Cummins v. Wond

6 Haw. 69 | Haw. | 1872

Decision of

Allen, C.J.

This is a petition for partition, and in answer it is alleged that Kamakee, the wife of Kamakau, conveyed to him a certain part of the Iliaina of Kewalo, by deed dated July 9th, 1865, and that he has continued in possession of the same till the *70commencement of this suit, and she therefore submits that before partition can be made, the legal and equitable interest of said Kamakau in said premises should be determined.

The material question in this case, therefore, is whether a wife can make a legal conveyance of her own lands to her husband during coverture.

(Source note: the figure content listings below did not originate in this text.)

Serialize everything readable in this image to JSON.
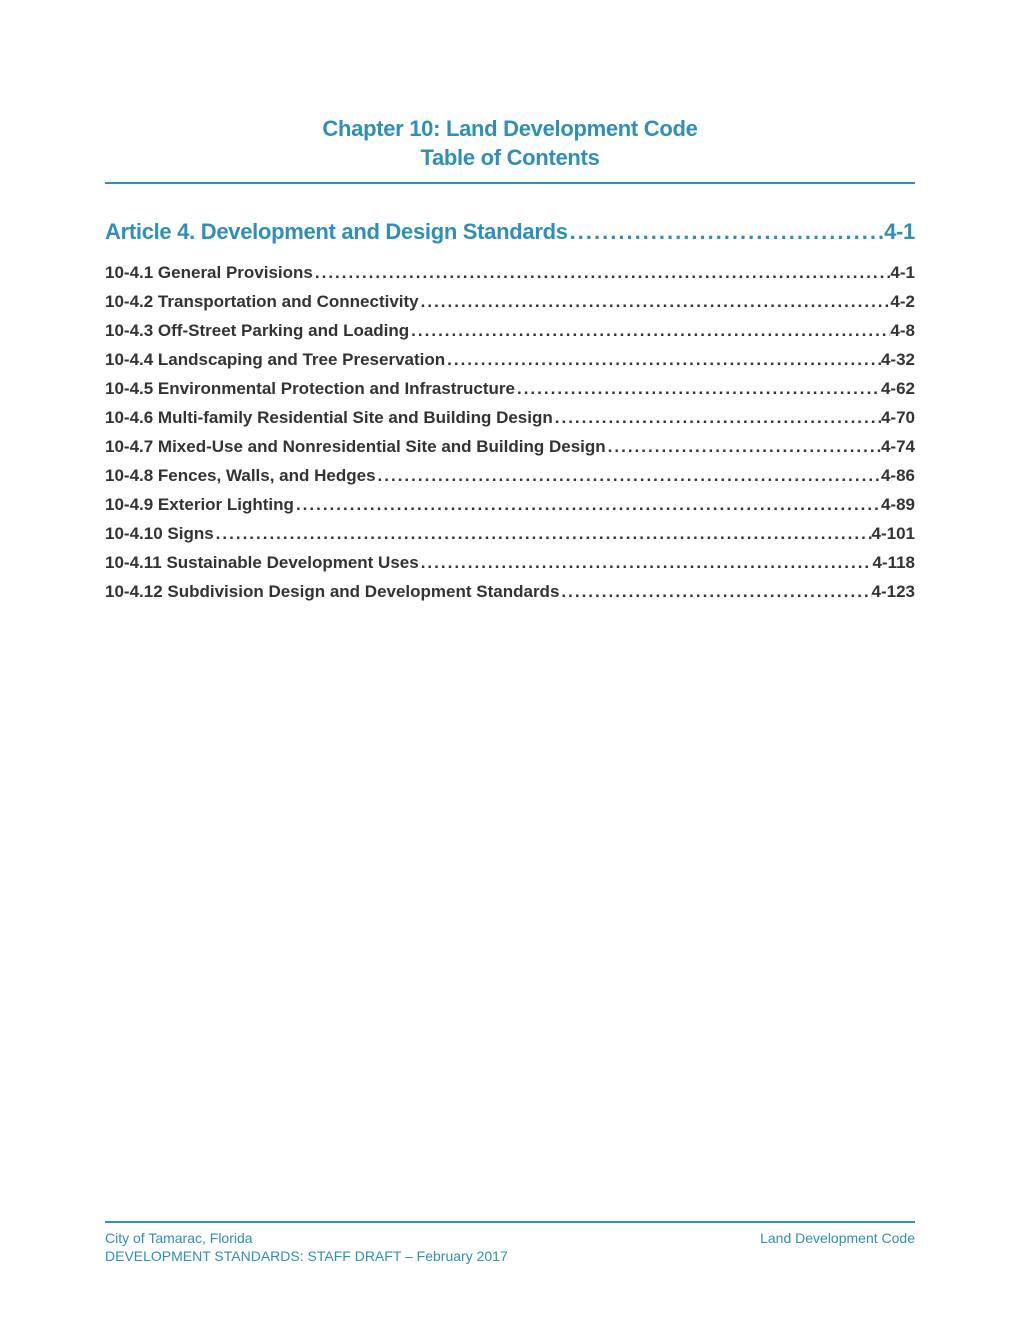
{
  "colors": {
    "accent": "#2e8fb8",
    "text": "#333333",
    "background": "#ffffff"
  },
  "typography": {
    "header_fontsize": 22,
    "article_fontsize": 22,
    "toc_fontsize": 17,
    "footer_fontsize": 14
  },
  "header": {
    "line1": "Chapter 10: Land Development Code",
    "line2": "Table of Contents"
  },
  "article": {
    "label": "Article 4. Development and Design Standards",
    "page": "4-1"
  },
  "toc": [
    {
      "label": "10-4.1 General Provisions",
      "page": "4-1"
    },
    {
      "label": "10-4.2 Transportation and Connectivity",
      "page": "4-2"
    },
    {
      "label": "10-4.3 Off-Street Parking and Loading",
      "page": "4-8"
    },
    {
      "label": "10-4.4 Landscaping and Tree Preservation",
      "page": "4-32"
    },
    {
      "label": "10-4.5 Environmental Protection and Infrastructure",
      "page": "4-62"
    },
    {
      "label": "10-4.6 Multi-family Residential Site and Building Design",
      "page": "4-70"
    },
    {
      "label": "10-4.7 Mixed-Use and Nonresidential Site and Building Design",
      "page": "4-74"
    },
    {
      "label": "10-4.8 Fences, Walls, and Hedges",
      "page": "4-86"
    },
    {
      "label": "10-4.9 Exterior Lighting",
      "page": "4-89"
    },
    {
      "label": "10-4.10 Signs",
      "page": "4-101"
    },
    {
      "label": "10-4.11 Sustainable Development Uses",
      "page": "4-118"
    },
    {
      "label": "10-4.12 Subdivision Design and Development Standards",
      "page": "4-123"
    }
  ],
  "footer": {
    "left_line1": "City of Tamarac, Florida",
    "left_line2": "DEVELOPMENT STANDARDS: STAFF DRAFT – February 2017",
    "right_line1": "Land Development Code"
  },
  "dot_leader": "........................................................................................................................................................"
}
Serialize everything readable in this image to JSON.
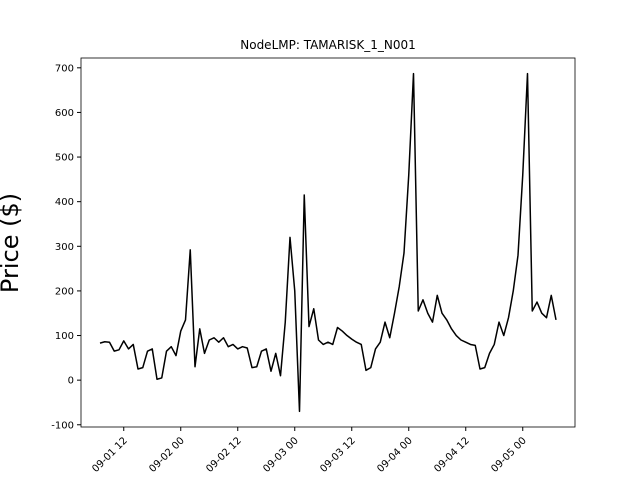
{
  "chart_data": {
    "type": "line",
    "title": "NodeLMP: TAMARISK_1_N001",
    "y_label": "Price ($)",
    "x": [
      "09-01 07",
      "09-01 08",
      "09-01 09",
      "09-01 10",
      "09-01 11",
      "09-01 12",
      "09-01 13",
      "09-01 14",
      "09-01 15",
      "09-01 16",
      "09-01 17",
      "09-01 18",
      "09-01 19",
      "09-01 20",
      "09-01 21",
      "09-01 22",
      "09-01 23",
      "09-02 00",
      "09-02 01",
      "09-02 02",
      "09-02 03",
      "09-02 04",
      "09-02 05",
      "09-02 06",
      "09-02 07",
      "09-02 08",
      "09-02 09",
      "09-02 10",
      "09-02 11",
      "09-02 12",
      "09-02 13",
      "09-02 14",
      "09-02 15",
      "09-02 16",
      "09-02 17",
      "09-02 18",
      "09-02 19",
      "09-02 20",
      "09-02 21",
      "09-02 22",
      "09-02 23",
      "09-03 00",
      "09-03 01",
      "09-03 02",
      "09-03 03",
      "09-03 04",
      "09-03 05",
      "09-03 06",
      "09-03 07",
      "09-03 08",
      "09-03 09",
      "09-03 10",
      "09-03 11",
      "09-03 12",
      "09-03 13",
      "09-03 14",
      "09-03 15",
      "09-03 16",
      "09-03 17",
      "09-03 18",
      "09-03 19",
      "09-03 20",
      "09-03 21",
      "09-03 22",
      "09-03 23",
      "09-04 00",
      "09-04 01",
      "09-04 02",
      "09-04 03",
      "09-04 04",
      "09-04 05",
      "09-04 06",
      "09-04 07",
      "09-04 08",
      "09-04 09",
      "09-04 10",
      "09-04 11",
      "09-04 12",
      "09-04 13",
      "09-04 14",
      "09-04 15",
      "09-04 16",
      "09-04 17",
      "09-04 18",
      "09-04 19",
      "09-04 20",
      "09-04 21",
      "09-04 22",
      "09-04 23",
      "09-05 00",
      "09-05 01",
      "09-05 02",
      "09-05 03",
      "09-05 04",
      "09-05 05",
      "09-05 06",
      "09-05 07"
    ],
    "series": [
      {
        "color": "#000000",
        "values": [
          83,
          86,
          85,
          65,
          68,
          88,
          70,
          80,
          25,
          28,
          65,
          70,
          2,
          5,
          65,
          75,
          55,
          110,
          135,
          292,
          30,
          115,
          60,
          90,
          95,
          85,
          95,
          75,
          80,
          70,
          75,
          72,
          28,
          30,
          65,
          70,
          20,
          60,
          10,
          130,
          320,
          200,
          -70,
          415,
          120,
          160,
          90,
          80,
          85,
          80,
          118,
          110,
          100,
          92,
          85,
          80,
          22,
          28,
          70,
          85,
          130,
          95,
          150,
          210,
          285,
          460,
          687,
          155,
          180,
          150,
          130,
          190,
          150,
          135,
          115,
          100,
          90,
          85,
          80,
          78,
          25,
          28,
          60,
          80,
          130,
          100,
          140,
          200,
          280,
          460,
          687,
          155,
          175,
          150,
          140,
          190,
          135
        ]
      }
    ],
    "xlim": [
      "09-01 03",
      "09-05 11"
    ],
    "xticks": [
      "09-01 12",
      "09-02 00",
      "09-02 12",
      "09-03 00",
      "09-03 12",
      "09-04 00",
      "09-04 12",
      "09-05 00"
    ],
    "ylim": [
      -105,
      722
    ],
    "yticks": [
      -100,
      0,
      100,
      200,
      300,
      400,
      500,
      600,
      700
    ]
  }
}
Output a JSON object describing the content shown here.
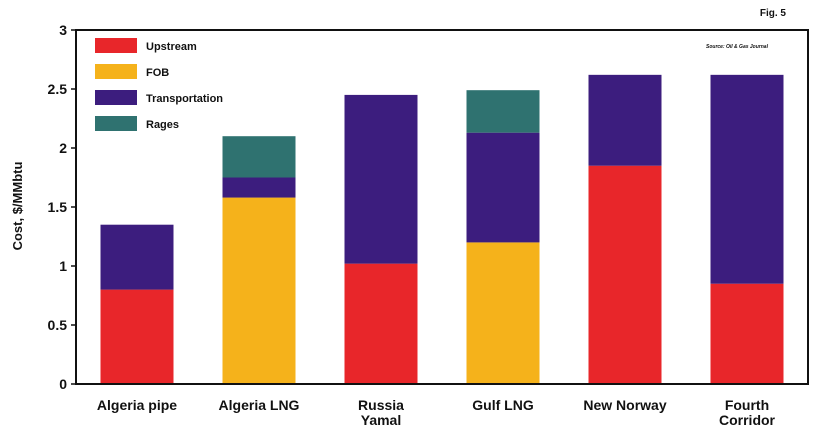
{
  "fig_label": "Fig. 5",
  "source_note": "Source: Oil & Gas Journal",
  "chart_data": {
    "type": "bar",
    "stacked": true,
    "categories": [
      "Algeria pipe",
      "Algeria LNG",
      "Russia Yamal",
      "Gulf LNG",
      "New Norway",
      "Fourth Corridor"
    ],
    "category_lines": [
      [
        "Algeria pipe"
      ],
      [
        "Algeria LNG"
      ],
      [
        "Russia",
        "Yamal"
      ],
      [
        "Gulf LNG"
      ],
      [
        "New Norway"
      ],
      [
        "Fourth",
        "Corridor"
      ]
    ],
    "series": [
      {
        "name": "Upstream",
        "color": "#e8262a",
        "values": [
          0.8,
          0,
          1.02,
          0,
          1.85,
          0.85
        ]
      },
      {
        "name": "FOB",
        "color": "#f5b21b",
        "values": [
          0,
          1.58,
          0,
          1.2,
          0,
          0
        ]
      },
      {
        "name": "Transportation",
        "color": "#3c1d7e",
        "values": [
          0.55,
          0.17,
          1.43,
          0.93,
          0.77,
          1.77
        ]
      },
      {
        "name": "Rages",
        "color": "#2f7270",
        "values": [
          0,
          0.35,
          0,
          0.36,
          0,
          0
        ]
      }
    ],
    "ylabel": "Cost, $/MMbtu",
    "xlabel": "",
    "ylim": [
      0,
      3
    ],
    "yticks": [
      "0",
      "0.5",
      "1",
      "1.5",
      "2",
      "2.5",
      "3"
    ],
    "grid": false,
    "legend_position": "top-left"
  }
}
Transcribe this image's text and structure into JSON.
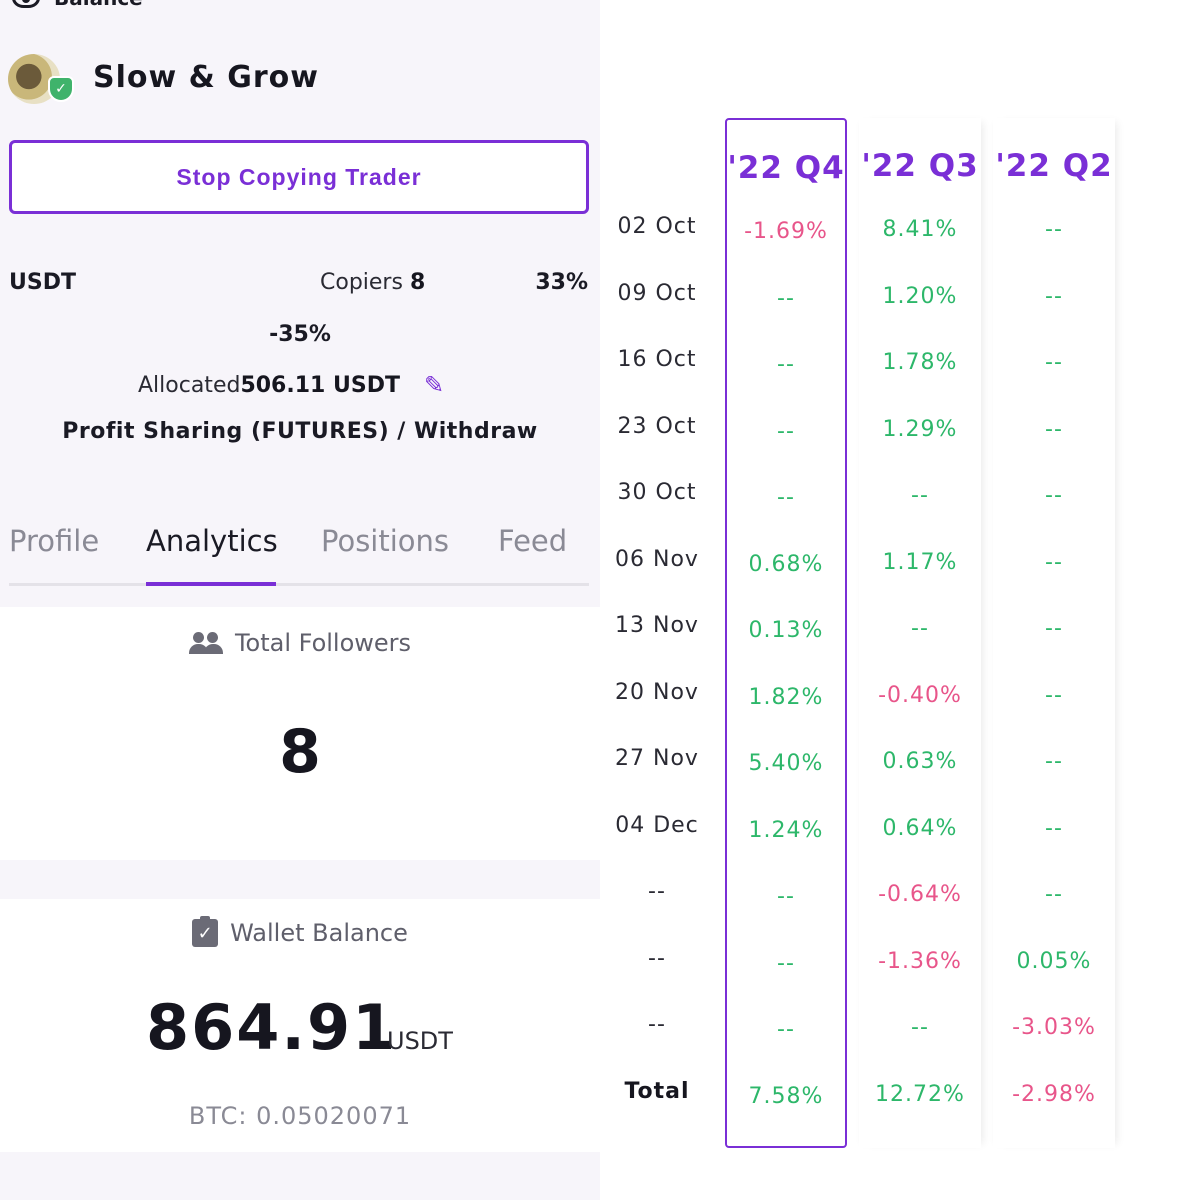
{
  "left": {
    "balance_label": "Balance",
    "trader_name": "Slow & Grow",
    "stop_button": "Stop Copying Trader",
    "currency": "USDT",
    "copiers_label": "Copiers",
    "copiers_value": "8",
    "percent_right": "33%",
    "percent_center": "-35%",
    "allocated_label": "Allocated",
    "allocated_value": "506.11 USDT",
    "profit_sharing": "Profit Sharing (FUTURES) / Withdraw",
    "tabs": [
      "Profile",
      "Analytics",
      "Positions",
      "Feed"
    ],
    "active_tab": "Analytics",
    "followers": {
      "label": "Total Followers",
      "value": "8"
    },
    "wallet": {
      "label": "Wallet Balance",
      "value": "864.91",
      "unit": "USDT",
      "btc": "BTC: 0.05020071"
    }
  },
  "right": {
    "columns": [
      "'22 Q4",
      "'22 Q3",
      "'22 Q2"
    ],
    "rows": [
      {
        "date": "02 Oct",
        "q4": "-1.69%",
        "q3": "8.41%",
        "q2": "--"
      },
      {
        "date": "09 Oct",
        "q4": "--",
        "q3": "1.20%",
        "q2": "--"
      },
      {
        "date": "16 Oct",
        "q4": "--",
        "q3": "1.78%",
        "q2": "--"
      },
      {
        "date": "23 Oct",
        "q4": "--",
        "q3": "1.29%",
        "q2": "--"
      },
      {
        "date": "30 Oct",
        "q4": "--",
        "q3": "--",
        "q2": "--"
      },
      {
        "date": "06 Nov",
        "q4": "0.68%",
        "q3": "1.17%",
        "q2": "--"
      },
      {
        "date": "13 Nov",
        "q4": "0.13%",
        "q3": "--",
        "q2": "--"
      },
      {
        "date": "20 Nov",
        "q4": "1.82%",
        "q3": "-0.40%",
        "q2": "--"
      },
      {
        "date": "27 Nov",
        "q4": "5.40%",
        "q3": "0.63%",
        "q2": "--"
      },
      {
        "date": "04 Dec",
        "q4": "1.24%",
        "q3": "0.64%",
        "q2": "--"
      },
      {
        "date": "--",
        "q4": "--",
        "q3": "-0.64%",
        "q2": "--"
      },
      {
        "date": "--",
        "q4": "--",
        "q3": "-1.36%",
        "q2": "0.05%"
      },
      {
        "date": "--",
        "q4": "--",
        "q3": "--",
        "q2": "-3.03%"
      },
      {
        "date": "Total",
        "q4": "7.58%",
        "q3": "12.72%",
        "q2": "-2.98%"
      }
    ],
    "colors": {
      "positive": "#2db76a",
      "negative": "#e8558a",
      "accent": "#7a2fd6"
    }
  }
}
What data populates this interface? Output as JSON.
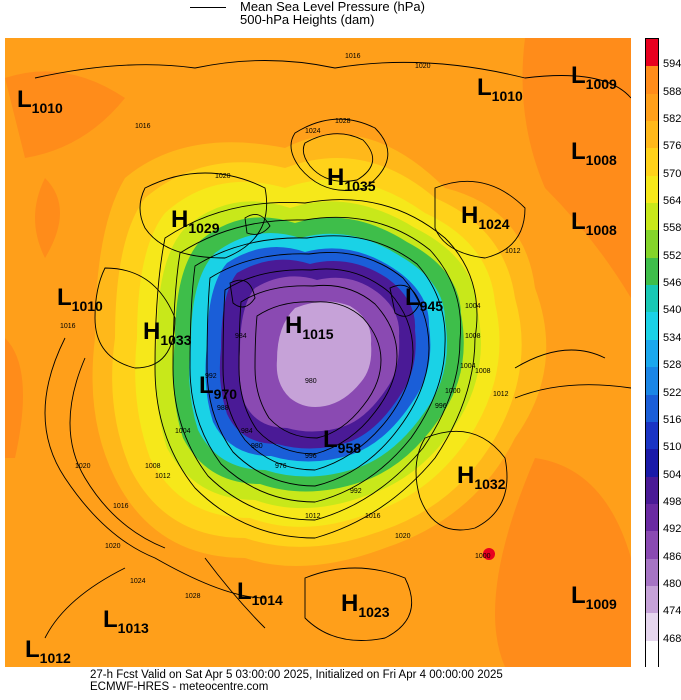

It is a well settled principle of the common law that a husband cannot convey lands by deed to his wife during cover-ture, and it is equally clear that a wife cannot convey her own lands to her husband. Neither can a wife convey her own lands to a stranger, unless her husband joins in the conveyance. Our statute is a virtual re-enactment of the common law as applicable to marital rights. The wife, in the language of the code, is deemed, for all civil purposes, merged in her husband, and civilly dead.

By the common law the husband and wife were considered as one person, and such conveyances were declared to be void. Washburn, in his treatise on Real Property, says that by the common law neither husband nor wife could convey lands to each other, nor release to each other. It is contended by the counsel for the respondent that although the conveyance would be void at common law, that was not a conclusive reason why it should not be good where the common law was not recognized as conclusive. This is a sound position, and would have application in this case unless the principles of the common law have been incorporated in our code. By the common law, if the wife was seized of an estate of inheritance in land, the husband, by the marriage, became seized of the freehold jure uxoris, and he takes the rents and profits during their joint lives. It will continue during their joint lives, and may continue during his life. If the wife dies before the husband, without having had issue, her heirs immediately succeed to the estate. If there is a child of the marriage, the husband takes the estate for life as tenant by curtesy, and on his death the estate goes to the wife or her heirs. Similar provisions are incorporated in the code, which provide that the husband shall, *71in virtue of his marriage, have the rents and profits of all property of a fixed and immovable nature belonging to the wife unless otherwise stipulated by express contract, but if the wife shall first die, the same shall immediately descend to her heirs as if she had died sole, unless there happens to be legitimate issue of the marriage within the age of legal majority, in which case the husband shall enjoy a curtesy in said property until the said issue shall attain majority, when the property shall descend to the heirs of the body of the wife. All the authorities sustain the position that by the common law a deed of the wife of her own lands to the husband is void. These authorities should have great weight in the construction to be given to our code. Perhaps it should be regarded as conclusive, as the enactment was made, doubtless, with a full knowledge of the construction given to the provisions of the common law, not only by the English Courts, but by the American as well.

A. F. Judd, counsel for complainants. J. W. Austin & L. McCully, counsel for defendant. April 23d, 1872.

The Supreme Court in Maine sustained this doctrine until by legislation the wife was authorized to convey directly to the husband.

In the case of Allen vs. Hooper, 50 Maine Rep., 371, Chief Justice Appleton says: “That by the common law, the husband cannot convey by deed to the wife; he must do it by the intervention of a third person, nor can the wife convey to the husband. She is deemed sub potestate viri, and incapable of contracting with him. All contracts between them are void.” Martin vs. Martin, 1 Greenl., 63. The Chief Justice then refers to the statutes which have been passed, and says “that the common law has been changed, and that henceforth the wife may deed directly to the husband.”

Therefore the partition will be made without reference to the deed of Kamakee to Kamakau, which is hereby declared void.